Tuesday, October 28, 2014

Recent News Roundup

Just a hodgepodge of new stuff in the world of open source steno:

* I built my Stenoboard 1.1 a few nights ago, and I'm really happy with it! It writes smooth as butter, and it turns out it's slim enough to fit in the laptop sleeve of my backpack underneath my laptop, which means I now carry two steno machines with me at all times. Great for peace of mind. Emanuele has also just released a brief user manual, which explains how to switch it into different protocols, in case you want to use it with non-Plover steno software.

* Since I had my Stenoboard with me during my break yesterday, I also got to try out Brent's new Android app for steno training: Speed Drill. It's really fun. Great if you only have a few minutes with your phone or tablet and want to get some training in.

* For Linux users who are frustrated with Plover's handling of keyboard events (particularly ruinous in applications like Vim), there's a new fork that solves the problem. This also allows you to assign one qwerty keyboard as a Plover device and keep your regular keyboard mapped to qwerty, which is another feature people have been clamoring for. Of course we're hoping to roll this change into the main branch at some point, but I thought I should offer it as an option for now.

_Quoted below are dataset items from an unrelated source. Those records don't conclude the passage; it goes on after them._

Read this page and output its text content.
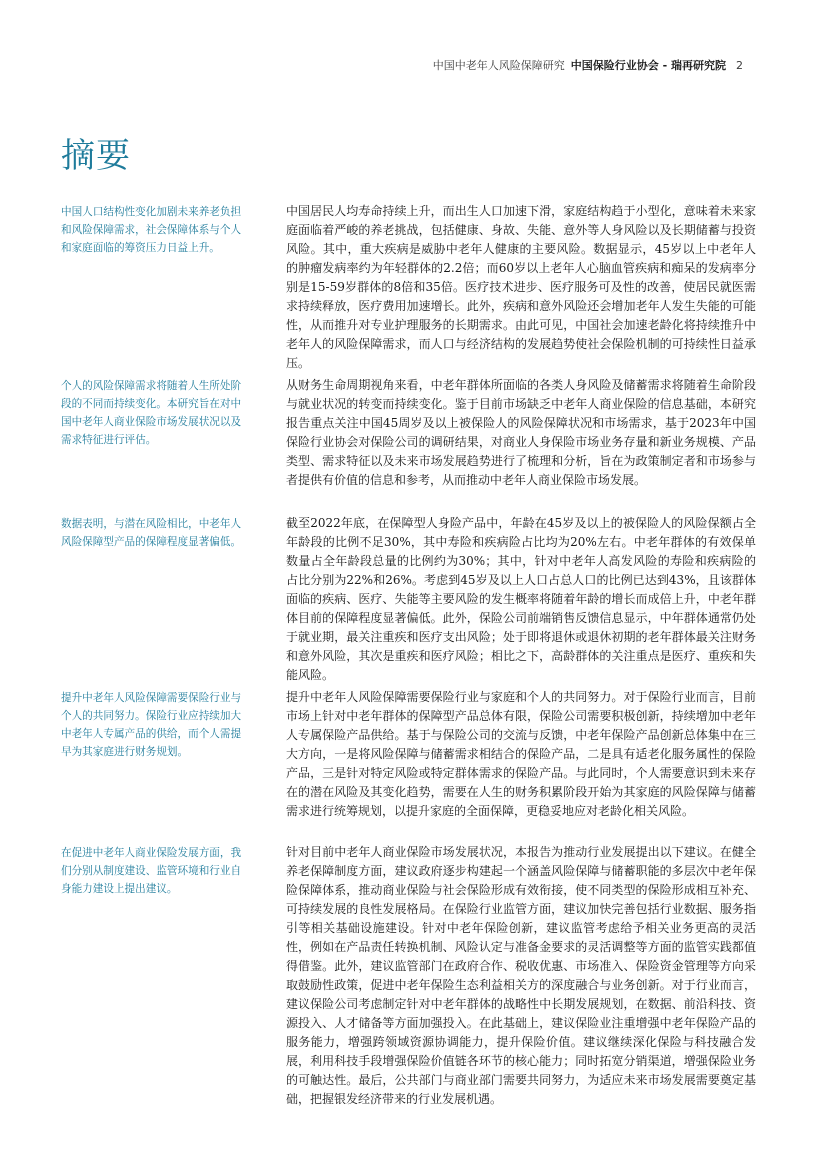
中国中老年人风险保障研究 中国保险行业协会 - 瑞再研究院 2
摘要

中国人口结构性变化加剧未来养老负担和风险保障需求，社会保障体系与个人和家庭面临的筹资压力日益上升。

中国居民人均寿命持续上升，而出生人口加速下滑，家庭结构趋于小型化，意味着未来家庭面临着严峻的养老挑战，包括健康、身故、失能、意外等人身风险以及长期储蓄与投资风险。其中，重大疾病是威胁中老年人健康的主要风险。数据显示，45岁以上中老年人的肿瘤发病率约为年轻群体的2.2倍；而60岁以上老年人心脑血管疾病和痴呆的发病率分别是15-59岁群体的8倍和35倍。医疗技术进步、医疗服务可及性的改善，使居民就医需求持续释放，医疗费用加速增长。此外，疾病和意外风险还会增加老年人发生失能的可能性，从而推升对专业护理服务的长期需求。由此可见，中国社会加速老龄化将持续推升中老年人的风险保障需求，而人口与经济结构的发展趋势使社会保险机制的可持续性日益承压。

个人的风险保障需求将随着人生所处阶段的不同而持续变化。本研究旨在对中国中老年人商业保险市场发展状况以及需求特征进行评估。

从财务生命周期视角来看，中老年群体所面临的各类人身风险及储蓄需求将随着生命阶段与就业状况的转变而持续变化。鉴于目前市场缺乏中老年人商业保险的信息基础，本研究报告重点关注中国45周岁及以上被保险人的风险保障状况和市场需求，基于2023年中国保险行业协会对保险公司的调研结果，对商业人身保险市场业务存量和新业务规模、产品类型、需求特征以及未来市场发展趋势进行了梳理和分析，旨在为政策制定者和市场参与者提供有价值的信息和参考，从而推动中老年人商业保险市场发展。

数据表明，与潜在风险相比，中老年人风险保障型产品的保障程度显著偏低。

截至2022年底，在保障型人身险产品中，年龄在45岁及以上的被保险人的风险保额占全年龄段的比例不足30%，其中寿险和疾病险占比均为20%左右。中老年群体的有效保单数量占全年龄段总量的比例约为30%；其中，针对中老年人高发风险的寿险和疾病险的占比分别为22%和26%。考虑到45岁及以上人口占总人口的比例已达到43%，且该群体面临的疾病、医疗、失能等主要风险的发生概率将随着年龄的增长而成倍上升，中老年群体目前的保障程度显著偏低。此外，保险公司前端销售反馈信息显示，中年群体通常仍处于就业期，最关注重疾和医疗支出风险；处于即将退休或退休初期的老年群体最关注财务和意外风险，其次是重疾和医疗风险；相比之下，高龄群体的关注重点是医疗、重疾和失能风险。

提升中老年人风险保障需要保险行业与个人的共同努力。保险行业应持续加大中老年人专属产品的供给，而个人需提早为其家庭进行财务规划。

提升中老年人风险保障需要保险行业与家庭和个人的共同努力。对于保险行业而言，目前市场上针对中老年群体的保障型产品总体有限，保险公司需要积极创新，持续增加中老年人专属保险产品供给。基于与保险公司的交流与反馈，中老年保险产品创新总体集中在三大方向，一是将风险保障与储蓄需求相结合的保险产品，二是具有适老化服务属性的保险产品，三是针对特定风险或特定群体需求的保险产品。与此同时，个人需要意识到未来存在的潜在风险及其变化趋势，需要在人生的财务积累阶段开始为其家庭的风险保障与储蓄需求进行统筹规划，以提升家庭的全面保障，更稳妥地应对老龄化相关风险。

在促进中老年人商业保险发展方面，我们分别从制度建设、监管环境和行业自身能力建设上提出建议。

针对目前中老年人商业保险市场发展状况，本报告为推动行业发展提出以下建议。在健全养老保障制度方面，建议政府逐步构建起一个涵盖风险保障与储蓄职能的多层次中老年保险保障体系，推动商业保险与社会保险形成有效衔接，使不同类型的保险形成相互补充、可持续发展的良性发展格局。在保险行业监管方面，建议加快完善包括行业数据、服务指引等相关基础设施建设。针对中老年保险创新，建议监管考虑给予相关业务更高的灵活性，例如在产品责任转换机制、风险认定与准备金要求的灵活调整等方面的监管实践都值得借鉴。此外，建议监管部门在政府合作、税收优惠、市场准入、保险资金管理等方向采取鼓励性政策，促进中老年保险生态利益相关方的深度融合与业务创新。对于行业而言，建议保险公司考虑制定针对中老年群体的战略性中长期发展规划，在数据、前沿科技、资源投入、人才储备等方面加强投入。在此基础上，建议保险业注重增强中老年保险产品的服务能力，增强跨领域资源协调能力，提升保险价值。建议继续深化保险与科技融合发展，利用科技手段增强保险价值链各环节的核心能力；同时拓宽分销渠道，增强保险业务的可触达性。最后，公共部门与商业部门需要共同努力，为适应未来市场发展需要奠定基础，把握银发经济带来的行业发展机遇。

* We now have a Wikipedia page, thanks to our recent publicity from Hacker News. It's just a stub so far, but it's a start. Feel free to flesh it out as you see fit!

* Here's an ingenious method of making your own steno-friendly qwerty keyboard without laser-cut keytoppers from ArchZombie1y. Use coins and superglue!

* If you're looking to make your own DIY keyboard and coins aren't your thing, new Plover ally Robert points out that these flat square keys from Signature Plastics look pretty ideal.

* Finally, longtime Plover user Mark is going to take the National Court Reporter Association's Certified CART Provider test this November -- using Plover! They require submission of steno notes, so this is what he plans to do:

"In Plover: Configure (opens Plover Configuration box), Logging, Browse (click on it), there is a file called plover with the current date and time (saves everything in that instance of Plover); right click and SAVE AS to the flash-drive memory stick being used (or CD); that's it. It gives more info than required by the testing folks at NCRA, but does give what they want.

I also save the actual text file transcript to the memory stick, so there are two files on the drive."

Good luck, Mark!

Coming soon on the Plover Blog: Results from the Plover Community Survey, a short essay on where I see amateur steno going over the next few years, and a video of me using my favorite one-stroke Plover Vim commands to make my daily captioning work a million times easier.

Sunday, October 26, 2014

Longer Plover Coding Snippet in Python

New Video!

I've been meaning to do this for a while, but our delightfully inexplicable appearance on Hacker News this morning finally gave me the buttkick I needed to just sit down and do it. The previous Python coding snippet I recorded with Plover was only 25 seconds long, and I realized I needed something more substantial to show programmers how easily it can be done. For some reason, people often assume that writing punctuation and special characters in steno is harder than writing words or phrases. Obviously that's not the case (and I don't understand why people think it would be), but this seemed like the simplest way to demonstrate that.

From my video description:

This is me transcribing some of the code from Plover's codebase, using Plover and a steno machine. I didn't write this code, since I'm only a Python novice. It was originally written by Plover's awesome developers. But I transcribed it from a text file into Vim to demonstrate how easily and fluently code can be written with steno. It's not primarily about speed, but about chunking commands and words into single strokes, as opposed to breaking them down into individual letters and typing each letter out one by one as in qwerty. Also notice how simple error correction is; an incorrect word is deleted with a single stroke. For more information, visit: http://openstenoproject.org

There is no audio in this demonstration, so no captions are needed.
RUND for _
PL*US for +
KLN for :
TROETS for """
PRENZ for ()
PRE*NS for () and then move the cursor left so it's inside the parentheses
L*EN for len() and then move the cursor left
KWA*LS for =
SR-RS for move cursor to the end of the line
SR*RS for move cursor to the end of the line and press enter

Monday, October 20, 2014

Open Steno Project Community Survey 2.0

Last year we conducted a survey on the Plover community.

Since then, we've added hundreds of new people to the mailing list, shown that Plover is now mature enough to be used professionally, added several new hardware options such as the Stenoboard and the Ergodox, formed the Open Steno Project, and written a free online interactive textbook. It's been quite a year, to say the least! I'm very curious to see how our demographics have shifted as we've grown.

Take the Open Steno Project Community Survey 2.0 today, and please feel free to share it around to anyone who might be interested!